One of my friends mentioned to me this morning that she'd been asked to edit someone's book. Most of my friends are good enough writers to be able to give a good editing, but therein lies a problem:
Few beginning writers understand what a good edit actually is.
Friendships can be ruined when someone asks, "Will you edit my novel/story/memoirs?" There's nothing innately inimical in the question; it's actually a display of trust. But does the writer want an edit, or does she really want a review? Perhaps what she's looking for is actually encouragement. That isn't editing, although it is important. Or maybe she wants some grammar correction, or a little syntax help. That is editing, but it's not a full edit.
When I ask for someone to edit my novel, I am basically asking, "Please tell me all the ways in which this sucks. Go into detail, and be specific on how terribly each and every page is written. Look for every flaw, inconsistency, poorly chosen word, and confusing pronoun. Give me an in-depth explanation of how my characters aren't believable, engaging, and well-rounded. I also want a full summary of every minor plot hole, loophole, and stupid gimmick I've included. If I'm not crying by the time you're done, go back and do it again." I'm not a masochist - I just want my novel to be the best it can possibly be. And if I don't know where the flaws are, I can't fix them.
Many people find it much easier to ask a stranger to do the editing, because there's less emotion involved; I prefer to have friends do it, because I know my friends are well-trained and because many of them have let me edit something or another of theirs, and they deserve a little revenge. Since I plan on publishing, and preferably with a traditional publishing house, I expect criticism. I don't want to put out any writing sample I'd be ashamed of calling my own: that is, anything with inferior grammar, inherent plot holes, or large logical fallacies. So I'd like my works to be well-edited even before they hit the publisher's editor, and that means I need true editing, not just a little encouragement or typographical correction (not that both of those aren't nice, too.)
If you think your story is ready for editing, consider if you're ready to ask someone to tell you all your writing flaws. This should make you cringe. If it doesn't, you're not being really honest with yourself. It will be emotionally bruising, especially at first, and it is very easy to get discouraged when someone you care about points out the flaws you didn't know you had. But, like all forms of self-improvement, the pain is a necessary part of growing. If you get a stone of dread in your stomach but you still want to hear the feedback, then you're probably ready for someone else to edit your story.
It's okay not to agree with all the edits provided. It's okay to change only what you think is relevant. But it's not okay to ask for an edit and then stop being friends with your editor, because they gave you the genuine, in-depth, highly critical edit they thought you asked for.

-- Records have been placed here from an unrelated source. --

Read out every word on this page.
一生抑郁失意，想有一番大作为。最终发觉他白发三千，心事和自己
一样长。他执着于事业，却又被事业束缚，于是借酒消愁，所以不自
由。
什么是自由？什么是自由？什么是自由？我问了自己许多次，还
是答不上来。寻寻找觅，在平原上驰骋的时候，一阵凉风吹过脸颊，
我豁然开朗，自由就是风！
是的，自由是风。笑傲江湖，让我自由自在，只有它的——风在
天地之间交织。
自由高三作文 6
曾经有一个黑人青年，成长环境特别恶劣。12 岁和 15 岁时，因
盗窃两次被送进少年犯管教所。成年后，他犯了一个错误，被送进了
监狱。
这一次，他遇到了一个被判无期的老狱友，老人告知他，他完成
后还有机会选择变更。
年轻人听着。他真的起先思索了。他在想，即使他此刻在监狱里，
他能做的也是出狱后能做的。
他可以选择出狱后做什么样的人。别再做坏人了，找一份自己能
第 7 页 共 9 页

So if you're not positive you're ready for the real thing, then be honest and be specific: "Will you read this for me and tell me what I'm doing well?" or "I'm writing a book, and I'd like someone to look for typographical errors. Would you be my spellcheck and grammar check?" Otherwise, you may get more than you wanted - and lose someone very important to you for the price.
What are your experiences with editing? Have you ever been asked to edit by someone who wasn't actually ready to get an edit? What happened?

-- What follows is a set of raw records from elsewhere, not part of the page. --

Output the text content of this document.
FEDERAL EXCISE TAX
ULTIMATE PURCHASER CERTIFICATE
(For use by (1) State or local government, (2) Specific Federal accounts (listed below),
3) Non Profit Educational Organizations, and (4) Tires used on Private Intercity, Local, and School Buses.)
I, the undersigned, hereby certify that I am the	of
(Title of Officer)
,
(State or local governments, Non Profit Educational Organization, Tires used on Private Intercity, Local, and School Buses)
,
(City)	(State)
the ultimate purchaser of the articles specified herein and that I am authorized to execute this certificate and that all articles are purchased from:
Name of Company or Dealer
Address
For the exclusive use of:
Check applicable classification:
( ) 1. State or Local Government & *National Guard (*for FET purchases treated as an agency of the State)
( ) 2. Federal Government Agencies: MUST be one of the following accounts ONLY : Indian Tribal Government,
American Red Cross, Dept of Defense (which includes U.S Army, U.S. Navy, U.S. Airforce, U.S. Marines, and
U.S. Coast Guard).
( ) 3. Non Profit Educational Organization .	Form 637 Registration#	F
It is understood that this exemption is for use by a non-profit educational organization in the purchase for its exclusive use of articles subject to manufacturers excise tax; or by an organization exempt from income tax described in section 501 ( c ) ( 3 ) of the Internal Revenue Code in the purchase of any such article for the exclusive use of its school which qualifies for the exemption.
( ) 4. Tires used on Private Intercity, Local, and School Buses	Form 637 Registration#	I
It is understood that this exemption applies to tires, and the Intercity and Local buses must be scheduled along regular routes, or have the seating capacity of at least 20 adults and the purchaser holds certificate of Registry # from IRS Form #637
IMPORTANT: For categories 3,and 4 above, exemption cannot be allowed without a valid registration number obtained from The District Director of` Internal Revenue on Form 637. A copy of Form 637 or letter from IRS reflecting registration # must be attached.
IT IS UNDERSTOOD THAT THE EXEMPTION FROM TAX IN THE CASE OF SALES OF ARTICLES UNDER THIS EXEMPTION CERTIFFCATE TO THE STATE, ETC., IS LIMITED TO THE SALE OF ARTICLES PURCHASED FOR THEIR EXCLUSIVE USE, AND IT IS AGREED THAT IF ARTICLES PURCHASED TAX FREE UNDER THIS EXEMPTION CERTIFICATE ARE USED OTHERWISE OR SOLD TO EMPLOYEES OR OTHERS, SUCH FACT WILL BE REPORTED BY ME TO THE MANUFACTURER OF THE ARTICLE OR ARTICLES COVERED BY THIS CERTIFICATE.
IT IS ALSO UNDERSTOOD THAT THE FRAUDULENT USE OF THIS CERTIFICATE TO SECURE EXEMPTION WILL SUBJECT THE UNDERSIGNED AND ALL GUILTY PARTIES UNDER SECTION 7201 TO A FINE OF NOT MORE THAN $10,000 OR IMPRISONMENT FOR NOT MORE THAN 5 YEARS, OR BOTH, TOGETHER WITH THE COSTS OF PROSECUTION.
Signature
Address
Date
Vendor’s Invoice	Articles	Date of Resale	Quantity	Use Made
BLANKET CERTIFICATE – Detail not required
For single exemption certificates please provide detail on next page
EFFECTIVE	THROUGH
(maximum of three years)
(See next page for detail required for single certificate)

This reminds me a bit of a post I did a few months ago, on when you should ask for a critique. (http://lscribeharris.blogspot.com/2011/03/when-should-you-ask-for-critique.html)ReplyDelete
I agree with your suggested phrasings for different types of editing and would add: "Would you mind reading through my story for plot/character inconsistencies?" For a lot of people, "big picture" editing is way more important than the SPAG, especially if those big picture problems will result in extensive rewrites.

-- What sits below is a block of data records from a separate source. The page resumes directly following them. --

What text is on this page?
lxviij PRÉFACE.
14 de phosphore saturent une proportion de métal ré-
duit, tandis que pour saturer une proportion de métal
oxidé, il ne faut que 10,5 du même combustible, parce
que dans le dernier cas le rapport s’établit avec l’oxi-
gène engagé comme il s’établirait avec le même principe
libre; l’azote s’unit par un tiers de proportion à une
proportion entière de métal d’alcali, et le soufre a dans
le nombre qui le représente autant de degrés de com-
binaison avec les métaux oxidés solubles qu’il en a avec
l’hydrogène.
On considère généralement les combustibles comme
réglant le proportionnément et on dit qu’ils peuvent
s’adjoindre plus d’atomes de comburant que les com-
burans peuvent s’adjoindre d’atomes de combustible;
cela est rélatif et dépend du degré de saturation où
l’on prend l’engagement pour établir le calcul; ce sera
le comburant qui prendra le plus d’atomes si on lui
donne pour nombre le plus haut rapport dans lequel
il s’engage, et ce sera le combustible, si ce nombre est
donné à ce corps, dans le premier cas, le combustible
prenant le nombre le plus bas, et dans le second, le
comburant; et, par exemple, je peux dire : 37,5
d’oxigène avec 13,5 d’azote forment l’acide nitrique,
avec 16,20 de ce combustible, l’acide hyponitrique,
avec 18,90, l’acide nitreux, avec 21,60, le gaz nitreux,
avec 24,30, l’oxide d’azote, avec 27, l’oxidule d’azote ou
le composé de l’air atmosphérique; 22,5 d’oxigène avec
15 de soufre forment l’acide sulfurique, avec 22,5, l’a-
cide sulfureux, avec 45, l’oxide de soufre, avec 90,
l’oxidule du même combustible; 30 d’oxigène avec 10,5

That's a good one! Especially since sometimes you want JUST the character inconsistencies, without any other kinds of edits. After all, what's the point of spellcheck when you'll be rewriting entire sections?ReplyDelete
And if you guys haven't, you'll want to check out Scribe's post! It talks, amongst other things, on the hazards of asking for a read when partway through a story instead of waiting until the end (something I had to learn the hard way!)